Traditions and rituals are part of what distinguishes a wedding. Start understanding the vital cultural moments during the ceremony, such as breaking the glass, jumping the broom, and lighting the unity candle. It will help you get around the wedding.

5. The Group Shots

It’s time to climb that trusty ladder and put your public speaking skills to the test! First, of course, you have to despise doing this, and instead, you’ll be terrified of being the center of attention in front of 50-300 people like anyone who first started! But, as with anything, you get better at it and gain confidence over time, and then you’ll love it!

Again, it’s a fantastic marketing opportunity in which you can put yourself in front of everyone, including potential future wedding clients. So you can tell a few jokes to make everyone laugh, and then you can take different photo combinations.

6. The Family Shots

This is usually when the bride and groom become frustrated and impatient, so it’s your job to step up and take control of the situation.

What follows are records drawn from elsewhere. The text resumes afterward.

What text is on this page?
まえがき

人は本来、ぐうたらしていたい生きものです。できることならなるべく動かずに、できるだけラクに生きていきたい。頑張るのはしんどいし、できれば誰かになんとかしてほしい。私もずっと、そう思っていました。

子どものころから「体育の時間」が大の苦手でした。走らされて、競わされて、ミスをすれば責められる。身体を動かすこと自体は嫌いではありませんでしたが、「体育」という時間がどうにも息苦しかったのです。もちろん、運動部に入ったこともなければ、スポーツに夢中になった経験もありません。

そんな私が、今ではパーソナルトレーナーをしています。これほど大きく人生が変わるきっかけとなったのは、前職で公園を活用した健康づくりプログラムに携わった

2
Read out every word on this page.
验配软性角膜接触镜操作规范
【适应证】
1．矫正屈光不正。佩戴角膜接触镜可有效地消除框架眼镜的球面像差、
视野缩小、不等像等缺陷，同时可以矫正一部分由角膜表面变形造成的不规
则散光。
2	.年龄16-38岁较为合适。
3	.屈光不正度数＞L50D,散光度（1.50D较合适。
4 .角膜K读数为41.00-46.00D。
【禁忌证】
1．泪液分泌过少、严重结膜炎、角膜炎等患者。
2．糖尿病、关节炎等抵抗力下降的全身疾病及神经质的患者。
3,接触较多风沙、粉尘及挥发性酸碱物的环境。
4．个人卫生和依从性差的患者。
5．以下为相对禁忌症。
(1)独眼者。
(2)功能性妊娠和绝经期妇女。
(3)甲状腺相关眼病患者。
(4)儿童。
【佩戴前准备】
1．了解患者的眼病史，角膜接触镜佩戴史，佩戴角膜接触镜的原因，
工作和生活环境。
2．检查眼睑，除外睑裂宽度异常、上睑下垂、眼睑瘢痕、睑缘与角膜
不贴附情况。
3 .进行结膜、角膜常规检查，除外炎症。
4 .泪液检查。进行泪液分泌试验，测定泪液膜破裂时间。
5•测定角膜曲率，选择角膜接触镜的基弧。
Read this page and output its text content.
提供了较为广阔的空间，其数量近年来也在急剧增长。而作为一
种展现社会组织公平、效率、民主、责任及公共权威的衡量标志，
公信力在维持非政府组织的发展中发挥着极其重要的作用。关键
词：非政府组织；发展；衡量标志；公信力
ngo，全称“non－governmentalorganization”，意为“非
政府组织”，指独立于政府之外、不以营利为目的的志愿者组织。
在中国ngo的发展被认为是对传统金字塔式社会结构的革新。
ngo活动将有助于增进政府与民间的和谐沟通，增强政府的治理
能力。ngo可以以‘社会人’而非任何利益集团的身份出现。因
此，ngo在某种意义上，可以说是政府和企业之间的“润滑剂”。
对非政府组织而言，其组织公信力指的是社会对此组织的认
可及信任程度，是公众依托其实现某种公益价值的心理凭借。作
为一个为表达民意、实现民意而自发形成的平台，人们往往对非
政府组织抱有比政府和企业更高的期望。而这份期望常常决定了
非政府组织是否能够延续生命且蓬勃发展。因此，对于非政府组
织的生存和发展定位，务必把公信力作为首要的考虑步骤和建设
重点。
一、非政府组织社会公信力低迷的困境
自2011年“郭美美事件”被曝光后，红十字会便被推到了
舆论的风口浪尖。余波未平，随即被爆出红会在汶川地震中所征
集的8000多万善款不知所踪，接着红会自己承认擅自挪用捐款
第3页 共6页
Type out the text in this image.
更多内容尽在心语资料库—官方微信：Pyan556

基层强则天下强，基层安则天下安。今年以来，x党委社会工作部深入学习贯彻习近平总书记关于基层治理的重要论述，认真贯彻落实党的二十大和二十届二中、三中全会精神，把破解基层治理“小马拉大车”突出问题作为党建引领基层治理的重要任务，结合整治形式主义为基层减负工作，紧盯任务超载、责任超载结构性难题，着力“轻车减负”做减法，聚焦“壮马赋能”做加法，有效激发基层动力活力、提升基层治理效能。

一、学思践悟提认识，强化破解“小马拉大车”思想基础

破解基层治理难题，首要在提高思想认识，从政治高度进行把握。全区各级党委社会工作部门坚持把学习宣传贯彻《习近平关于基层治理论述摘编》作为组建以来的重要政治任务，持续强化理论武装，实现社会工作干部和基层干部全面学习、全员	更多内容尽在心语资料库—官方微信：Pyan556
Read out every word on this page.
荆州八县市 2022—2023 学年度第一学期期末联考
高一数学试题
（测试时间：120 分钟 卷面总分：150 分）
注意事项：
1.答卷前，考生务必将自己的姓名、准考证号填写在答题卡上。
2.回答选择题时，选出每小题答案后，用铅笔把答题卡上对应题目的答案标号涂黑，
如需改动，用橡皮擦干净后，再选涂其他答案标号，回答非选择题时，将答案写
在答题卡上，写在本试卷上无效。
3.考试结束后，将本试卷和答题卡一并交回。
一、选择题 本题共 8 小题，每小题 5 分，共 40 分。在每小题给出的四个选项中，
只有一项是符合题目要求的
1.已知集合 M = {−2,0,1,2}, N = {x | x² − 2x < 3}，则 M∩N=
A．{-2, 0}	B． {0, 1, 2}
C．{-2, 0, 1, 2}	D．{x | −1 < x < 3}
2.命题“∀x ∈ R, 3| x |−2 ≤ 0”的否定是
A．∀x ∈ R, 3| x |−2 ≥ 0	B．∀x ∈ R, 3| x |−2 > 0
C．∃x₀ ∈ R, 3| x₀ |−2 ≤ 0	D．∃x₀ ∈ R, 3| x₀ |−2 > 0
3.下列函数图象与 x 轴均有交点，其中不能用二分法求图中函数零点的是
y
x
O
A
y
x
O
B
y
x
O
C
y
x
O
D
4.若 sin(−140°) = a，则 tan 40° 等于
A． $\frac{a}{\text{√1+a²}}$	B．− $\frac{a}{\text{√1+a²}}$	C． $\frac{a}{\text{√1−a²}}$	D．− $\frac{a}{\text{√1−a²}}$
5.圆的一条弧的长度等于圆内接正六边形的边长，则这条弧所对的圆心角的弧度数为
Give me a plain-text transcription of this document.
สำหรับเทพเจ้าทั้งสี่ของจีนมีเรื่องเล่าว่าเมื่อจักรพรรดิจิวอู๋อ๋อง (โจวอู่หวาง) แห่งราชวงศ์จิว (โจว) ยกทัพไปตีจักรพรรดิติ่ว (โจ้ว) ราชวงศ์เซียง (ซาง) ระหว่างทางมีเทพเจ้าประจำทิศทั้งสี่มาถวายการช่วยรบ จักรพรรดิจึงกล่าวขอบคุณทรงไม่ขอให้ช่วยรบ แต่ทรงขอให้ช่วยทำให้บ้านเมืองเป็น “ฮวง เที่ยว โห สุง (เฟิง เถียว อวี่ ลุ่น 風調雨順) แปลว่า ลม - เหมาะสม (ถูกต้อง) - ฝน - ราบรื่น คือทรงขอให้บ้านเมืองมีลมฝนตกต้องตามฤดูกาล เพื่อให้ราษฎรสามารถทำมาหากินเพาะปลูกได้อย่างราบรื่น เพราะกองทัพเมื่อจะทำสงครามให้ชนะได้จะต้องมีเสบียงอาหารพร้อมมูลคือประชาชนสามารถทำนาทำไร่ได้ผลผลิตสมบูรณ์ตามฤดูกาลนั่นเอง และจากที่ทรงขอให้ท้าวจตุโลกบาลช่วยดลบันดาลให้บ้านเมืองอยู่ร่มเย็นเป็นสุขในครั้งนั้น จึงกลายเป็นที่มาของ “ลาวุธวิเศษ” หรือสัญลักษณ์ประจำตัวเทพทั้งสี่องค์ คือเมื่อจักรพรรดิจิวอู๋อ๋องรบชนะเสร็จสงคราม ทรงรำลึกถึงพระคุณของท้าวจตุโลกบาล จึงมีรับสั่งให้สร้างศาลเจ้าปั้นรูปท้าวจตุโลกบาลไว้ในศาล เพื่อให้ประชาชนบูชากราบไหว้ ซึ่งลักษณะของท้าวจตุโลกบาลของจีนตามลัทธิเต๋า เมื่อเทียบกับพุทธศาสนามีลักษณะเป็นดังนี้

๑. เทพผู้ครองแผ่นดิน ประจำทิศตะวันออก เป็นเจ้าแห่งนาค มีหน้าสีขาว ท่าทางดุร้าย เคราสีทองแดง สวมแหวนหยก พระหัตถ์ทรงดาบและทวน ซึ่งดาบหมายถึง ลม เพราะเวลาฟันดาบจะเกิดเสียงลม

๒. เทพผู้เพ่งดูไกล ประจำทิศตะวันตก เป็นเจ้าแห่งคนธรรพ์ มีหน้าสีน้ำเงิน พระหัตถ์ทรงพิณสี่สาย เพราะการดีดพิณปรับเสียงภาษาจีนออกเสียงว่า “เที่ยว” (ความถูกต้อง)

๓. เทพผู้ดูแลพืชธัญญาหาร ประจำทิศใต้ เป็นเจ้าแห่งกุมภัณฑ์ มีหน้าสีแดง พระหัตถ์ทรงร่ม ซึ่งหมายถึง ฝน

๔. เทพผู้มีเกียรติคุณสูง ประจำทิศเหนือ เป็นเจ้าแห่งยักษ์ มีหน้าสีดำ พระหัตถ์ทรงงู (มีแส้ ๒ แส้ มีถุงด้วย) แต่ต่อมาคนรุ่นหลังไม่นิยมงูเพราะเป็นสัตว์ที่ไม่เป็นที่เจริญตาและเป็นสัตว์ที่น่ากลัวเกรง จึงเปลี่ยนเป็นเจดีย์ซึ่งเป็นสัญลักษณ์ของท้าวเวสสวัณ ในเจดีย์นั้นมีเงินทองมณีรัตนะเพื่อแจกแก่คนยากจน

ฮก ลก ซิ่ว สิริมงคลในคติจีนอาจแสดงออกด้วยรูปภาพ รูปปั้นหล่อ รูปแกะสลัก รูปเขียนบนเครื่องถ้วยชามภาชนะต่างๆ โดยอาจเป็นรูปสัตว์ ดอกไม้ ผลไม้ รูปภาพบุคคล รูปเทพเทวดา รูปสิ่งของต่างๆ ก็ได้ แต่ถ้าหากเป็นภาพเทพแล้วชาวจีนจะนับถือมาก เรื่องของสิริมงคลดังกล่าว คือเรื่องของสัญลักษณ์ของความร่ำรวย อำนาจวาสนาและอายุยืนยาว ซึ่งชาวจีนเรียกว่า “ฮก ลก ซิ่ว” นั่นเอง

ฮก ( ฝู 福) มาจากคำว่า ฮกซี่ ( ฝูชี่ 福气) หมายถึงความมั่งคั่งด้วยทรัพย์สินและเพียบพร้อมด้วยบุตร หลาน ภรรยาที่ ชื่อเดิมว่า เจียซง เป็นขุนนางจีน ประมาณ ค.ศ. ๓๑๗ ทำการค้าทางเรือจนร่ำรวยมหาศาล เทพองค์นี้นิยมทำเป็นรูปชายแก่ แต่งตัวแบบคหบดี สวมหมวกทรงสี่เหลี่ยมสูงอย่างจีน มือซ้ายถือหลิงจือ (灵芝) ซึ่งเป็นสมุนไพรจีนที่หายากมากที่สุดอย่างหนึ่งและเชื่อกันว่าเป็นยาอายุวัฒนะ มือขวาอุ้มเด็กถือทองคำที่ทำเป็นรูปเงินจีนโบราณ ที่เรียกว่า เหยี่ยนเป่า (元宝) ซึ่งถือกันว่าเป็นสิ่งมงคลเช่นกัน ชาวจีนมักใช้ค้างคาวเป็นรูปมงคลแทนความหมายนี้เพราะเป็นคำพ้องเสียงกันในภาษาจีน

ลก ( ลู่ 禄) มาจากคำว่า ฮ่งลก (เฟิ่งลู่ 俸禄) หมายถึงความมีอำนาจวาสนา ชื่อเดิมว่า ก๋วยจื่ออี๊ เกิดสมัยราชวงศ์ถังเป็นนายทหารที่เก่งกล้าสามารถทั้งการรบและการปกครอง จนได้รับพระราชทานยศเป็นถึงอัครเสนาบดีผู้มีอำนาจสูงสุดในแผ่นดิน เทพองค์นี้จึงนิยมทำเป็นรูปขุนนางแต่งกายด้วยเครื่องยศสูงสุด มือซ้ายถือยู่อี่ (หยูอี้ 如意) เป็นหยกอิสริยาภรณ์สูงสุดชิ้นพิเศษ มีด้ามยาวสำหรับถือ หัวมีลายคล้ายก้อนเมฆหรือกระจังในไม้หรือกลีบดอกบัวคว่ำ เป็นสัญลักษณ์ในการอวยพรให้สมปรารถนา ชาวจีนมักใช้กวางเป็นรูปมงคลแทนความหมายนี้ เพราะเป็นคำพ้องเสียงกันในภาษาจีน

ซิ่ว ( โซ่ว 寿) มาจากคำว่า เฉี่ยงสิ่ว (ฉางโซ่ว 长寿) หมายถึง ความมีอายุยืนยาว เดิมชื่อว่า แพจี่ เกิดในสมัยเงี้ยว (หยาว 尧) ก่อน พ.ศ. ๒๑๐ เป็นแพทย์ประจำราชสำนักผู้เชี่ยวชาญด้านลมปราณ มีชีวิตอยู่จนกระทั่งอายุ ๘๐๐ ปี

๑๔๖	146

Set up the bride and groom in a good location, preferably with their backs to greenery or the most beautiful background you can find. Keep an eye on the sun and the shadows it casts on everyone.

If possible, try to get everyone in the shade; if not, turn their backs to the sun to avoid squinting, and just keep an eye out for camera flare! Begin calling out the combinations once the bride and groom are ready.

Another quick tip: Always take 3 or 4 photos of each family to ensure you get one without anyone blinking. You can even count them in, 3, 2, 1, shoot!


Wedding photography is evolving and claiming its rightful place as an art form in its own right.

This article is a starting point, but keep in mind that every couple and family will have different ideas.

Adapt your approach to their unique personalities, and once you’ve checked all the boxes, feel free to get creative. And keep in mind that some of the best wedding photos are taken when you least expect them for wedding photobook album.